The Marlins dropped Monday’s series finale in New York, stranding 10 runners on base.

Trevor Rogers #28 of the Miami Marlins throws a pitch in the bottom of the first inning against the New York Mets at Citi Field on June 20, 2022 in New York City. Photo by Christopher Pasatieri/Getty Images

In the final game of a 4-game set, the Marlins concluded their road trip by attempting to split the series with the Mets and reach 30 wins for the season. That milestone must wait for another day after they were shut out by David Peterson and New York’s bullpen on Monday.

The Mets offense in the bottom of the first inning worked Trevor Rogers up to a 25 pitches. Mark Canha’s bases-loaded walk gave them the early 1-0 lead. This inning could have been a lot worse but luckily Trevor was able to get out of it with only one run given up (the run was unearned because of a Jon Berti error).

Both offenses were quiet until the bottom of the 4th inning when the Mets rallied. J.D. Davis walked, Jeff McNeil doubled, and Eduardo Escobar hit a sac fly that scored Davis and moved McNeil to 3rd. Left fielder Luke Williams had decent accuracy on the throw, but not enough arm strength to get it home in time.

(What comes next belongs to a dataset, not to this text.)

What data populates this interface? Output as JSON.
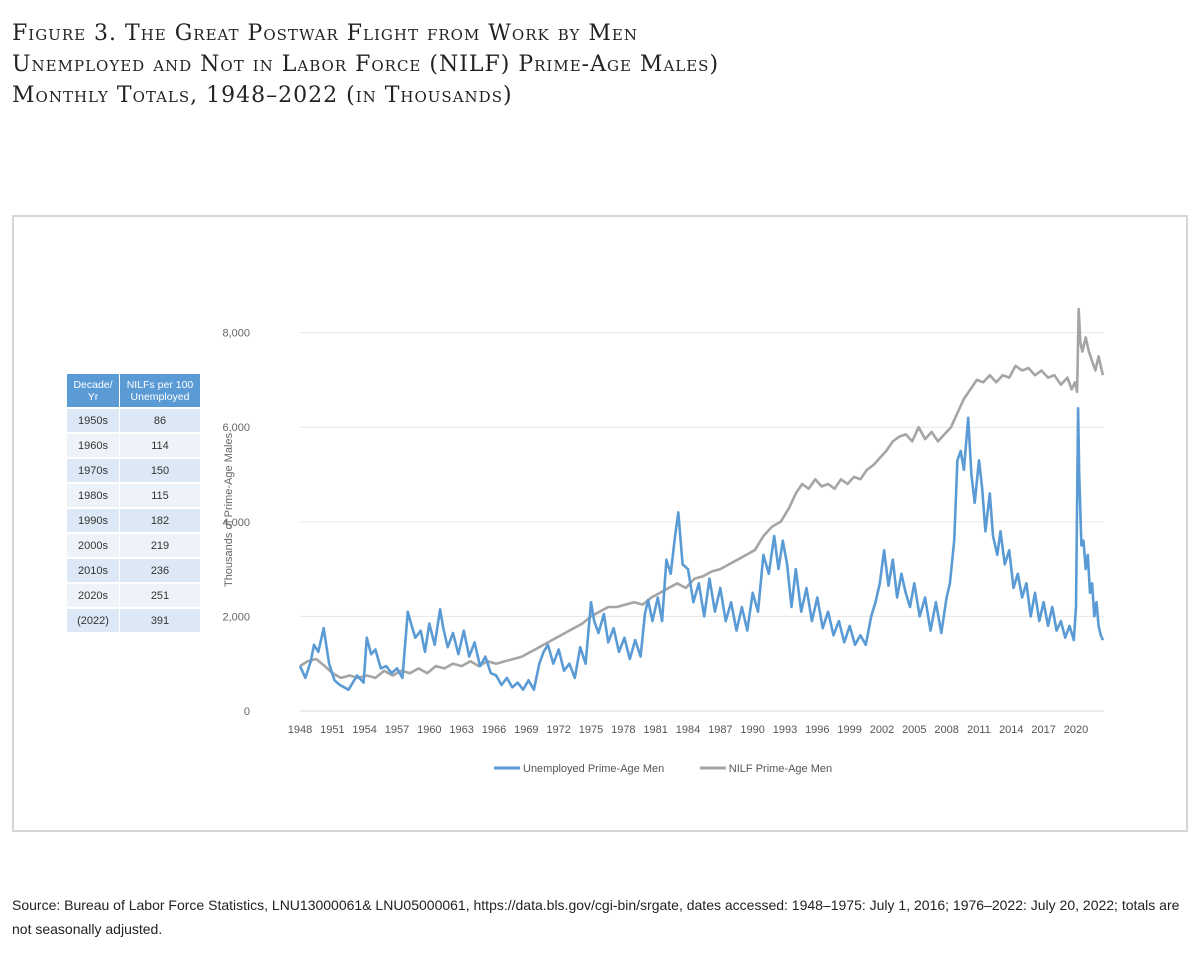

A wild pitch from Rogers scored McNeil to extend the lead to 3-0.

The Mets kept the chains moving in the bottom of the 5th, as Pete Alonso hit a sac fly to drive in Brandon Nimmo who had originally doubled to begin the inning. A good offense when it comes to situational hitting, the Mets have 27 sac flies this season, which is tied for the most in the majors.

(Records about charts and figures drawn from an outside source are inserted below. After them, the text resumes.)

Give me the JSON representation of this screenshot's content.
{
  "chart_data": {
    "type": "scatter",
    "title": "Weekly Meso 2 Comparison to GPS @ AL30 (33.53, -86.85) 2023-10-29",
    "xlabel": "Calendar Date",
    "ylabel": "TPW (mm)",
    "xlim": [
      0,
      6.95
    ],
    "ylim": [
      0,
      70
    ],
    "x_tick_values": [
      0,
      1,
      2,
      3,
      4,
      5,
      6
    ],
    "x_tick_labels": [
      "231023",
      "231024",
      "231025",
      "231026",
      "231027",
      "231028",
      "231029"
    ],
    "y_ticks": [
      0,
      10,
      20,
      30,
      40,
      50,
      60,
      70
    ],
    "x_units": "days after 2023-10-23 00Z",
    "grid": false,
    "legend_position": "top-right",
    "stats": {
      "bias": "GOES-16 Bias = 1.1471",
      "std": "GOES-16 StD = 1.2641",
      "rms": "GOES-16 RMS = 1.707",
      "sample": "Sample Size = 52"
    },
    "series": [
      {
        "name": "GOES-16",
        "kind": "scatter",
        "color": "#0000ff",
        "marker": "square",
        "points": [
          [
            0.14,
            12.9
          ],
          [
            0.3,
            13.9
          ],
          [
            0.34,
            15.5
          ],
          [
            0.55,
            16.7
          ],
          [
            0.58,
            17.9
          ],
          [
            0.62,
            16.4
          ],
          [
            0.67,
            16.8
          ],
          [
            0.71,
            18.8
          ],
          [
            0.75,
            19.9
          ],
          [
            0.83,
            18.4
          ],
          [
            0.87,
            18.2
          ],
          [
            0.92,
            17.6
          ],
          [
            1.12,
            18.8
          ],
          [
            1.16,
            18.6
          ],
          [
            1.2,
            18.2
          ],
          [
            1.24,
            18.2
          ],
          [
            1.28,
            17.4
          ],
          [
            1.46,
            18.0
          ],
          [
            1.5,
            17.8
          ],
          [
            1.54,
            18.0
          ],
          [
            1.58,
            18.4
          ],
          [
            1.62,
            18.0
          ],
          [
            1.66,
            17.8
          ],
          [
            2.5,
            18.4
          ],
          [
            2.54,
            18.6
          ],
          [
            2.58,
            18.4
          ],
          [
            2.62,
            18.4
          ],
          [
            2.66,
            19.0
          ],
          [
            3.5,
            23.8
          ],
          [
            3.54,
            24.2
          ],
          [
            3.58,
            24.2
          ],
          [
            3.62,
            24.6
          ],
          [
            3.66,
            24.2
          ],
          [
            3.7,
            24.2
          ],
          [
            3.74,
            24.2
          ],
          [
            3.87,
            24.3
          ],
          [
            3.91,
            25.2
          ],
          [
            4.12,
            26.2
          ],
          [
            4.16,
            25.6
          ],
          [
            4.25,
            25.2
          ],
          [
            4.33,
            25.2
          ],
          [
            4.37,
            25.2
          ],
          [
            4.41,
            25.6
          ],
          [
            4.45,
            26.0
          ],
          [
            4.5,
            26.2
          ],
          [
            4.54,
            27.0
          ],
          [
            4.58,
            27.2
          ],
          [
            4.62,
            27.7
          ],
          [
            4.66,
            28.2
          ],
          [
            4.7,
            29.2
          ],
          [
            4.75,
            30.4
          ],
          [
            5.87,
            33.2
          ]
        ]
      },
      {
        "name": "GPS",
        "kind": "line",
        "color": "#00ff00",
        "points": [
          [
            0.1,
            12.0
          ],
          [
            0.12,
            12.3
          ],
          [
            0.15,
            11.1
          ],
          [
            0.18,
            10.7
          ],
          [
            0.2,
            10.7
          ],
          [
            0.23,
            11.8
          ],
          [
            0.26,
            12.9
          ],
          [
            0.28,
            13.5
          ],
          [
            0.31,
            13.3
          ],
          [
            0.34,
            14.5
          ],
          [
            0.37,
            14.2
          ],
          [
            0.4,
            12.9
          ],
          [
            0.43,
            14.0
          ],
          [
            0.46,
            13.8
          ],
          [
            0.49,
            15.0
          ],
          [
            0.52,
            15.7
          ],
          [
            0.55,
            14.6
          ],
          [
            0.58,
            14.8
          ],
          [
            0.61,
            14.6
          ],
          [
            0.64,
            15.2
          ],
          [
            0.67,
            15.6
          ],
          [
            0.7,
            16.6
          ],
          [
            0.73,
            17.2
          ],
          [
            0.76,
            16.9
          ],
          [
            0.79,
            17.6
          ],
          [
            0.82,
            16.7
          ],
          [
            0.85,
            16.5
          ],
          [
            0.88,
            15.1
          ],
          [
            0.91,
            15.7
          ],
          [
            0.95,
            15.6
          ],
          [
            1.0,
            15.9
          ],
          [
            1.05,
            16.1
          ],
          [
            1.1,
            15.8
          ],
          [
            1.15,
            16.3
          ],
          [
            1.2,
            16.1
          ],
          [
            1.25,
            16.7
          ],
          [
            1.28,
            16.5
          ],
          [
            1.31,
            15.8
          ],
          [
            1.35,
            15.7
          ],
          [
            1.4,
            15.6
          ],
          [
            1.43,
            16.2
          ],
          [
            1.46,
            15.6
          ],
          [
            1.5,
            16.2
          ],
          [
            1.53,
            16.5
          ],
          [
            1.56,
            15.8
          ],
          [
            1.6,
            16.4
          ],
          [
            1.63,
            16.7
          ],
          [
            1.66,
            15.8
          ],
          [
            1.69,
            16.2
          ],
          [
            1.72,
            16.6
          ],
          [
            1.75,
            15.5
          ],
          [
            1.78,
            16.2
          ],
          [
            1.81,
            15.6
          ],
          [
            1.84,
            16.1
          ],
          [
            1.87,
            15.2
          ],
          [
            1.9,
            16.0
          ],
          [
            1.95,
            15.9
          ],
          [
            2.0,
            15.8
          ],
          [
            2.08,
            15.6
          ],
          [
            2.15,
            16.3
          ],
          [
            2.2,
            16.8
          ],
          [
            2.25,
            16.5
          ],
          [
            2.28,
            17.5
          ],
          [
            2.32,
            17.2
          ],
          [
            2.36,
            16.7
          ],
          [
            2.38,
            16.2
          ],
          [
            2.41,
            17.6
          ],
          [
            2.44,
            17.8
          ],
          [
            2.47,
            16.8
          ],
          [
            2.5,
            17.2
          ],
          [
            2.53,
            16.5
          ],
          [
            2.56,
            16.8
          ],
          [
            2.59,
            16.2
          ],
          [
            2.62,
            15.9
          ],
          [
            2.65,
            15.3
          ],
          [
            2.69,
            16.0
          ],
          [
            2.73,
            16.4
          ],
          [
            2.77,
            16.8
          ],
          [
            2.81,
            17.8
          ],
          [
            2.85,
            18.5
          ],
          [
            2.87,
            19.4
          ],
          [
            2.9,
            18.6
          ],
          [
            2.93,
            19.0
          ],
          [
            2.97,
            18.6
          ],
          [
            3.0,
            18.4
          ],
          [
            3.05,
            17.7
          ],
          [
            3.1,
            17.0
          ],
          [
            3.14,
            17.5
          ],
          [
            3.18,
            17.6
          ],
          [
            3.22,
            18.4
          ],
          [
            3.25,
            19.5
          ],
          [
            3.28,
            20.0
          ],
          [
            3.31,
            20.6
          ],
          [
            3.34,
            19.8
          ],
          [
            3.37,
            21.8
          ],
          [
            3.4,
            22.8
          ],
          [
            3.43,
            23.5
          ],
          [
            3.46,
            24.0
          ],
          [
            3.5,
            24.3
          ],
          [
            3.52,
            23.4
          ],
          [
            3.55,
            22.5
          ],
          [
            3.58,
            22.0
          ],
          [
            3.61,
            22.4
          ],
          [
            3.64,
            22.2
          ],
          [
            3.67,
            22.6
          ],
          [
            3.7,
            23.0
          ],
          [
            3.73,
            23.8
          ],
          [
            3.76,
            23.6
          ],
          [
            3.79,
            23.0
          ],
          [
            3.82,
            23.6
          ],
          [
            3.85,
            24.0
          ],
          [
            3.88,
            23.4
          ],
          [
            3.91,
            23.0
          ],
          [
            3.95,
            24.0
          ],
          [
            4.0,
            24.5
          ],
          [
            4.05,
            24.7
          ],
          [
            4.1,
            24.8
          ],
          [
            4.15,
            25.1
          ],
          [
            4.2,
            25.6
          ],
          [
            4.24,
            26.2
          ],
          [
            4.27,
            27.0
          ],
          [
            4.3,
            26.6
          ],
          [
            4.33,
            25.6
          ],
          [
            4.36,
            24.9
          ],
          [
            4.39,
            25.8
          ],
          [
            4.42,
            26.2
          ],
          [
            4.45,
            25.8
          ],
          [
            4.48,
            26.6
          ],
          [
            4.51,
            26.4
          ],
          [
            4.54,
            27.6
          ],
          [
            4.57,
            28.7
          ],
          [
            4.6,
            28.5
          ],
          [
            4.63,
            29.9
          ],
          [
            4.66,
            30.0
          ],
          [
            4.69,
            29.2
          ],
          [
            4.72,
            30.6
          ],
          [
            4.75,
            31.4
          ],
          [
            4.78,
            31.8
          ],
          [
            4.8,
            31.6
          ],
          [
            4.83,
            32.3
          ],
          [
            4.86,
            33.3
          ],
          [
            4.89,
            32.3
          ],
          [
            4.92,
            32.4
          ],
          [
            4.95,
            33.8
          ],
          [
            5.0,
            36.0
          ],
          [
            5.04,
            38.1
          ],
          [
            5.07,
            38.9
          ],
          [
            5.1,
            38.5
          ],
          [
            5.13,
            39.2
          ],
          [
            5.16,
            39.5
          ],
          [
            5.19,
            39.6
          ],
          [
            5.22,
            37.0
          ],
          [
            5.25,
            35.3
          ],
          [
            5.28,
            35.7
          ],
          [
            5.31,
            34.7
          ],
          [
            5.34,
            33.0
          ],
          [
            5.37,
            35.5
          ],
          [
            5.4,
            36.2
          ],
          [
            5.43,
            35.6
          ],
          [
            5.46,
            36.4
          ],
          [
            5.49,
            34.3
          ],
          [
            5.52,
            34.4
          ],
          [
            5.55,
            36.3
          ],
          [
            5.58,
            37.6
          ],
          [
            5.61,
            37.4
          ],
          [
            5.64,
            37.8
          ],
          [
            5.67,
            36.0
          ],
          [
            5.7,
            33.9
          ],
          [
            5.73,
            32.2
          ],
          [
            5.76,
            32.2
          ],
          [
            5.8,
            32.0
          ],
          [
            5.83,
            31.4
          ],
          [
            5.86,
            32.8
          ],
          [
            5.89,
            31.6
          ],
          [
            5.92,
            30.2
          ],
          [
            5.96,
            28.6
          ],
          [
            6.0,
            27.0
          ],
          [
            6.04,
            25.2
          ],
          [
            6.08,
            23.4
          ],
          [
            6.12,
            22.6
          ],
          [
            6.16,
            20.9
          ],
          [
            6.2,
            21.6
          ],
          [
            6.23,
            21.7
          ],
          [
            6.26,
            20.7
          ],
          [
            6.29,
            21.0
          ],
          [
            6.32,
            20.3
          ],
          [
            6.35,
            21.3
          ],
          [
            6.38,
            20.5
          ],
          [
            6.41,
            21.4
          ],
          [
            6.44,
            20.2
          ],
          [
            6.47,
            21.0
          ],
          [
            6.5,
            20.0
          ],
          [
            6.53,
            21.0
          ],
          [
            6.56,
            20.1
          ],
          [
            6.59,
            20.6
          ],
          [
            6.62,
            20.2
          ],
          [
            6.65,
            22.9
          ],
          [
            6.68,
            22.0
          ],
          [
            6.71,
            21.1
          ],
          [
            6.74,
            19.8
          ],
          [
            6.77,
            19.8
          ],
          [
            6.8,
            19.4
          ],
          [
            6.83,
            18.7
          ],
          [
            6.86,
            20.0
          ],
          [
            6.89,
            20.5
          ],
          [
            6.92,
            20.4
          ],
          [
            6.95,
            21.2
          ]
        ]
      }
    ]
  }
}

That was Trevor’s final inning of work. After allowing a career-worst 6 walks in his last start, the Marlins All-Star showed better command of his pitches. His pitch mix was usual in this start except for how he used more sliders than usual (24) and fewer fastballs (41). Trevor also was able to produce 24 swings-and-misses, setting a new personal best in that category.

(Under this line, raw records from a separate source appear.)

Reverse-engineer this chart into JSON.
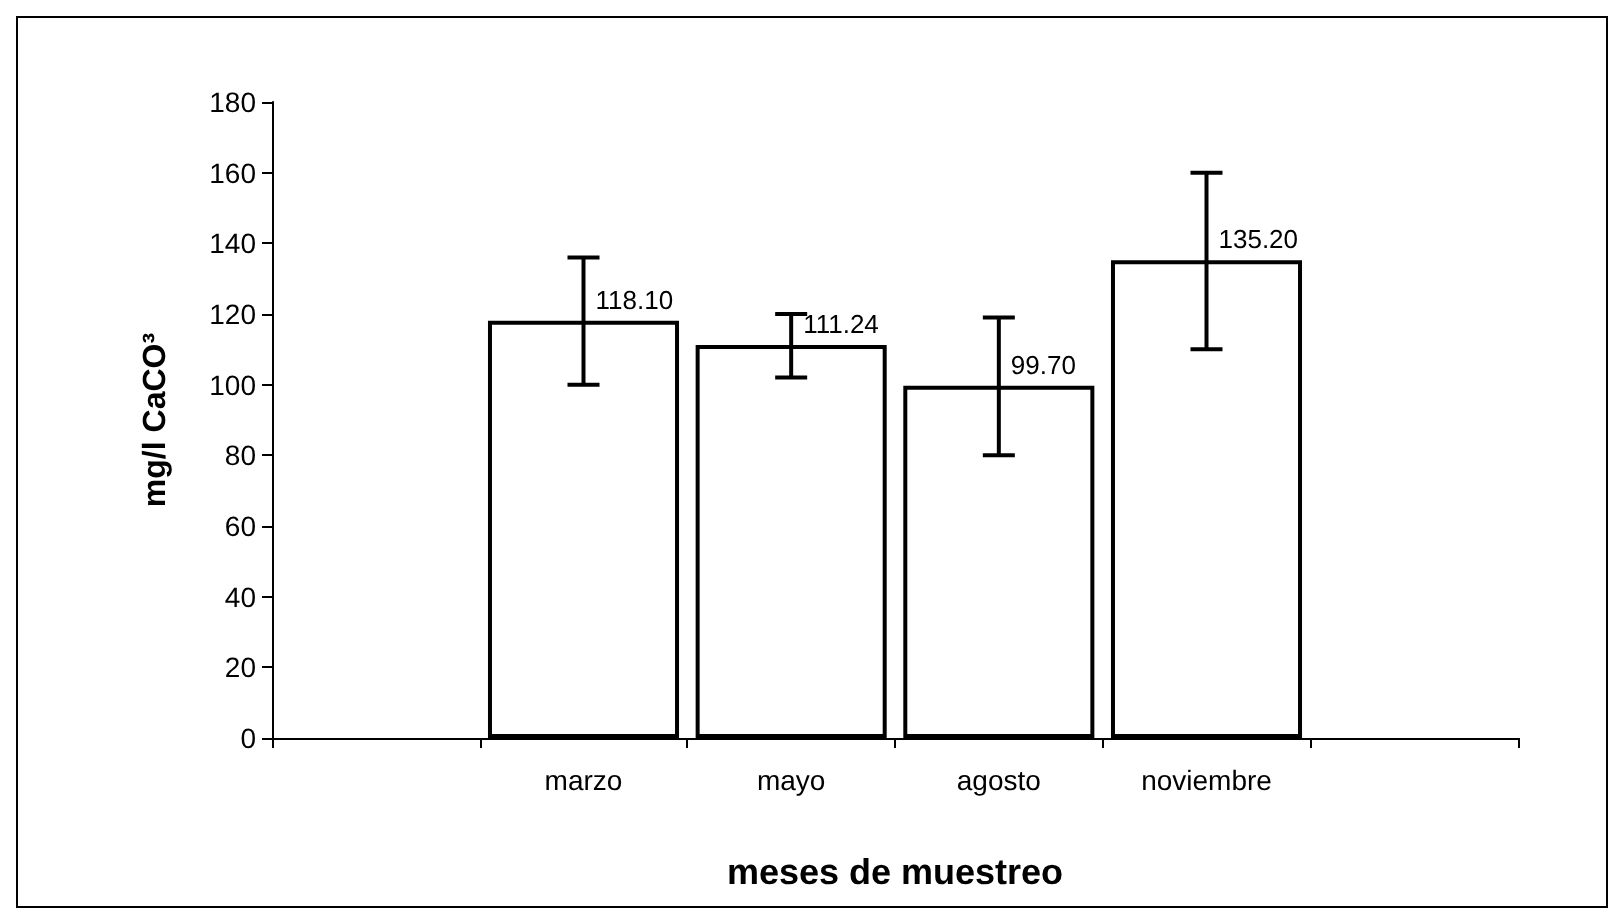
{
  "chart_data": {
    "type": "bar",
    "xlabel": "meses de muestreo",
    "ylabel": "mg/l CaCO³",
    "categories": [
      null,
      "marzo",
      "mayo",
      "agosto",
      "noviembre",
      null
    ],
    "values": [
      null,
      118.1,
      111.24,
      99.7,
      135.2,
      null
    ],
    "errors": [
      null,
      [
        100,
        136
      ],
      [
        102,
        120
      ],
      [
        80,
        119
      ],
      [
        110,
        160
      ],
      null
    ],
    "value_labels": [
      null,
      "118.10",
      "111.24",
      "99.70",
      "135.20",
      null
    ],
    "color": "#ffffff",
    "ylim": [
      0,
      180
    ],
    "yticks": [
      0,
      20,
      40,
      60,
      80,
      100,
      120,
      140,
      160,
      180
    ],
    "grid": false
  }
}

It is fair to say that although 4 runs were scored (3 were earned), Monday’s start was better than his blow-up start in Philly. This is hopefully something he can build off of.

As for the Mets starter, David Peterson was able to shut out the Marlins. Peterson went 5 13 innings pitched, allowing more baserunners than Trevor, but escaping jams every time without giving up runs.

Peterson used his 5-pitch mix, relying mostly on his 4-seamer and slider. He produced 19 swings-and-misses, nearly half of those coming on the slider diving down and in to Miami’s right-handed batters. He was helped by double plays off the bats of Jorge Soler and Jerar Encarnación.

Relievers for both teams put up zeroes on the scoreboard except for Tommy Nance. After making a good first impression on the Marlins, Nance had a series to forget at Citi Field. Combining his appearances on Friday and Monday, the right-hander allowed 5 runs and 9 baserunners while recording only 5 outs.

There are still 15 more head-to-head games to come between the Marlins and the Mets before the season ends.